Intanto bisogna fare una distinzione: il movimento verde non è né un movimento rivoluzionario né, tantomeno, aspira a cambiare il sistema politico iraniano fondato sul “governo del giurista”, secondo il quale potere religioso e politico sono la stessa cosa. I suoi promotori infatti, da Mir Hossein Mussavi a Mehdi Karroubinon, hanno mai messo in discussione gli ideali rivoluzionari khomeinisti; si tratta, piuttosto, di un movimento spontaneo per i diritti civili che, come dice la ex deputata al parlamento e riformista Jamileh Kadivar, «mira a diffondere la consapevolezza dei diritti del cittadino garantiti dalla Costituzione iraniana stessa ma mai rispettati dal gruppo al governo». L’obiettivo è riportare alla luce la Costituzione esistente senza operare drastici cambiamenti ma migliorando, in senso democratico, ciò che esiste già.
Ma le cose non sono così semplici: il movimento per i diritti civili ha, in questi mesi, raccolto al suo interno frange estremiste, agitatori di ogni tipo, e persino i nemici storici del governo iraniano, i mujaheddin al Khalq, che da trent’anni militano contro l’establishment soprattutto dall’Occidente e che sono stati autori di alcuni atti di terrorismo contro la nazione. Oltre a questi, anche alcuni iraniani delle bolle hanno aderito al movimento, non tanto per difendere la costituzione iraniana, ma per un’idea di libertà “moderna”, simile a quella che Galli della Loggia definiva, riferendosi alla crisi dei valori in Occidente e dell’idea di libertà che vi era diffusa, «sinonimo di consumismo, di carnevale o di free-shop».

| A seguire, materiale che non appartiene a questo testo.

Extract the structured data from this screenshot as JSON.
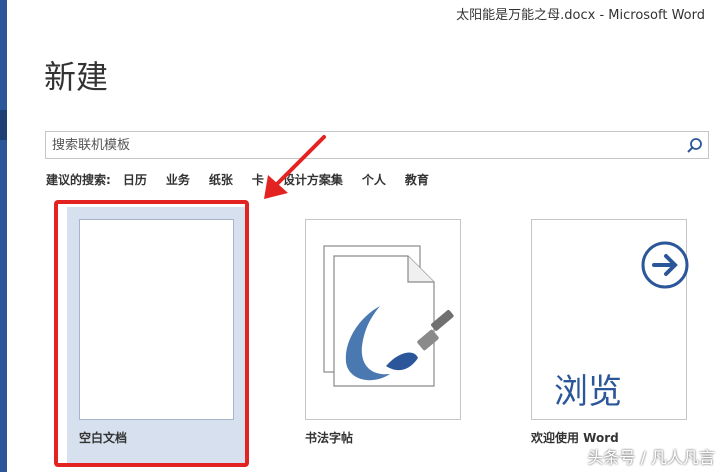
{
  "window": {
    "title": "太阳能是万能之母.docx - Microsoft Word"
  },
  "page": {
    "title": "新建"
  },
  "search": {
    "placeholder": "搜索联机模板",
    "value": ""
  },
  "suggestions": {
    "label": "建议的搜索:",
    "items": [
      "日历",
      "业务",
      "纸张",
      "卡",
      "设计方案集",
      "个人",
      "教育"
    ]
  },
  "templates": [
    {
      "label": "空白文档",
      "selected": true
    },
    {
      "label": "书法字帖"
    },
    {
      "label": "欢迎使用 Word",
      "thumb_text": "浏览"
    }
  ],
  "watermark": {
    "text": "头条号 / 凡人凡言"
  },
  "colors": {
    "accent": "#2b579a",
    "highlight": "#e32222",
    "selected_tile": "#d7e0ef"
  },
  "icons": {
    "search": "search-icon",
    "arrow": "arrow-circle-right-icon",
    "brush": "brush-icon"
  }
}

Così, in un unico apparente movimento pacifico e nazionalista sono confluite anche forze opposte tra loro, comprese alcune frange estremiste dal carattere violento, il che ha reso il rahesabz, che avrebbe potuto trasformarsi in una battaglia nazionale per la democrazia, in un movimento sospetto ad una parte della popolazione iraniana, quella più conservatrice e tradizionalista. Dopo i disordini avvenuti nel giorno dell’ashura, per esempio, una folla vestita di nero è scesa in piazza per ri-affermare il valore spirituale della ricorrenza sciita del martirio dell’Imam Huseyn contro il movimento verde che avrebbe usato la ricorrenza per creare disordini e dissacrare la figura tanto amata dell’Imam.